Changing transition() method signature.
There were two kind of problems with previous solution: [1] shutdownListener was executed in regular listeners chain [2] race condition between shutdown() and install() methods Both aforementioned problems sometimes caused unexpected premature executor shutdown while there were still pending tasks (either scheduled or not) to be executed. This caused many broken scenarios to happen. One example of broken scenario (assuming [1] was the problem): 1) There is only one service A in registry in UP state. It has 1 registered transition listener. 2) Thread {1} called Container.shutdown() and this method completed successfully.
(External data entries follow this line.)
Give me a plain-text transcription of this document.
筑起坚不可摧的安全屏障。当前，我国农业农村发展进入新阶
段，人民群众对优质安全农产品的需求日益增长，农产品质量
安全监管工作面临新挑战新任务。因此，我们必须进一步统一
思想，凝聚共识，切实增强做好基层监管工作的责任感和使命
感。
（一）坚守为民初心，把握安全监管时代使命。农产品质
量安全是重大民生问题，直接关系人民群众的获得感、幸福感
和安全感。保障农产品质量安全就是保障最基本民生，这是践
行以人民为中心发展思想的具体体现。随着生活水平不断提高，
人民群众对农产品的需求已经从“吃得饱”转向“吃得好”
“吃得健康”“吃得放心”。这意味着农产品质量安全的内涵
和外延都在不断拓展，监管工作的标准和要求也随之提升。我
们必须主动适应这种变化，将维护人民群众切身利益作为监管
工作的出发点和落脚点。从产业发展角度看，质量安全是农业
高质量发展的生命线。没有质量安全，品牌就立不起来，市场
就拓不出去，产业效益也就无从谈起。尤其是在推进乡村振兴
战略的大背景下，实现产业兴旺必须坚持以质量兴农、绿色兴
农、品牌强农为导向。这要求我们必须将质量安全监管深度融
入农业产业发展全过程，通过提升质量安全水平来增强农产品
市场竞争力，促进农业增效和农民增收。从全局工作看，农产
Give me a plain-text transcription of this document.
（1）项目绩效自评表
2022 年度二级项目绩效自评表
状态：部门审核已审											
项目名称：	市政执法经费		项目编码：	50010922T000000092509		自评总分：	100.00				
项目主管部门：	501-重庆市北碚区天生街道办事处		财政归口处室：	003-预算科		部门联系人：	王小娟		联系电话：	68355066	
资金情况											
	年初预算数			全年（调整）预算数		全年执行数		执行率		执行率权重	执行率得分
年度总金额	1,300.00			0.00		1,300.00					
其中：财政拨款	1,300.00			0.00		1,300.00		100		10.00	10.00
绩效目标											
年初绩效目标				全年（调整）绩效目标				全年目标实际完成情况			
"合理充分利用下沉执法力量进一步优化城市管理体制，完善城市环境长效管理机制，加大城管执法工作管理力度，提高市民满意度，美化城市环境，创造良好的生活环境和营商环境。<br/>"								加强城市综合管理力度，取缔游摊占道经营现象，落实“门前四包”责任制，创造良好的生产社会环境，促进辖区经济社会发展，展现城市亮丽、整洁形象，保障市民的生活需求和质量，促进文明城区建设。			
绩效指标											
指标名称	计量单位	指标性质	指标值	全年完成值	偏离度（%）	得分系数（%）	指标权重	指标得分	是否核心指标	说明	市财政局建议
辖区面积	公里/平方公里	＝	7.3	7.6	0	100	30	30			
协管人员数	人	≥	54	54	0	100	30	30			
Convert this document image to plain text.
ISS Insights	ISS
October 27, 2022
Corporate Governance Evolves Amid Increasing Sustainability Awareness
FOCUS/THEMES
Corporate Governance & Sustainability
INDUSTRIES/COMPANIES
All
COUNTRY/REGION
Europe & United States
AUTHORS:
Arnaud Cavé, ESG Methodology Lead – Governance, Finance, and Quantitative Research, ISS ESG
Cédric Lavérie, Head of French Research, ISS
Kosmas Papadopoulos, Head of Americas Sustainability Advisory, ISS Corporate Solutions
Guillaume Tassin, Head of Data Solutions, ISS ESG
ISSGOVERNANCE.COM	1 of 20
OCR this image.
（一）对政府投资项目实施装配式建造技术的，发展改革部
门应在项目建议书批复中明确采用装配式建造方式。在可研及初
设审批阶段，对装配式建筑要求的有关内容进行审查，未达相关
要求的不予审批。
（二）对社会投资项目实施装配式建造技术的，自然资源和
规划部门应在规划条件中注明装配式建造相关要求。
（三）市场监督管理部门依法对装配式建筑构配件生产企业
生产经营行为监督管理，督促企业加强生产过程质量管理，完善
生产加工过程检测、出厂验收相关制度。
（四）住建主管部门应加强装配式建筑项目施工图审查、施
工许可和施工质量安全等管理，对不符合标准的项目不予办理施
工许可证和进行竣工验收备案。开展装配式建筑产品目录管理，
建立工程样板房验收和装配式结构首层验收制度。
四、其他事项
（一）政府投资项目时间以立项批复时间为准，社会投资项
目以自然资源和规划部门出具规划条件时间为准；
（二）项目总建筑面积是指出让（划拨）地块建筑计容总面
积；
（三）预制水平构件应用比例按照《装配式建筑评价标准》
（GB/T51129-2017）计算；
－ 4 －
It associated shutdownListener with controller for A and scheduled it for removal. There are two listeners now in controller for A and A is transitioning to REMOVED state. 3) A is not in REMOVED state yet 4) User code executing in Thread {2} calls Container.awaitStability(). This method hangs because previous Container.shutdown() asked service A to stop, but A is still transitioning. 5) A is entering REMOVED state and its RemoveTask is finished. 6) Last step is to notify listeners that REMOVING -> REMOVED transition happened. 7) shutdownListener is executed first and because it was registered just with one service it calls executor.shutdown(). Executor is terminated. 8) Problem is there is pending last listener task not executed yet and because it didn't execute yet stability notification was not sent to service container that controller stability was achieved. User code in Thread {2} will hang forever. Similar example of broken scenario can be constructed assuming [2] was the initial problem. This fix: * removes terminateListener from regular controller listeners chain and creates separate and last controller phase intended just for container termination listeners. When controller enters REMOVED state and its stability is achieved (i.e. all its tasks have been executed) terminate listener is being called. This is the only appropriate time to call it. * container instrinsic lock is being held while container.install() is associating controller with primary and alias registrations. Only so it can be guaranteed shutdown() will not see stale registry data (no race condition)
Includes some minor fixes and refactorings.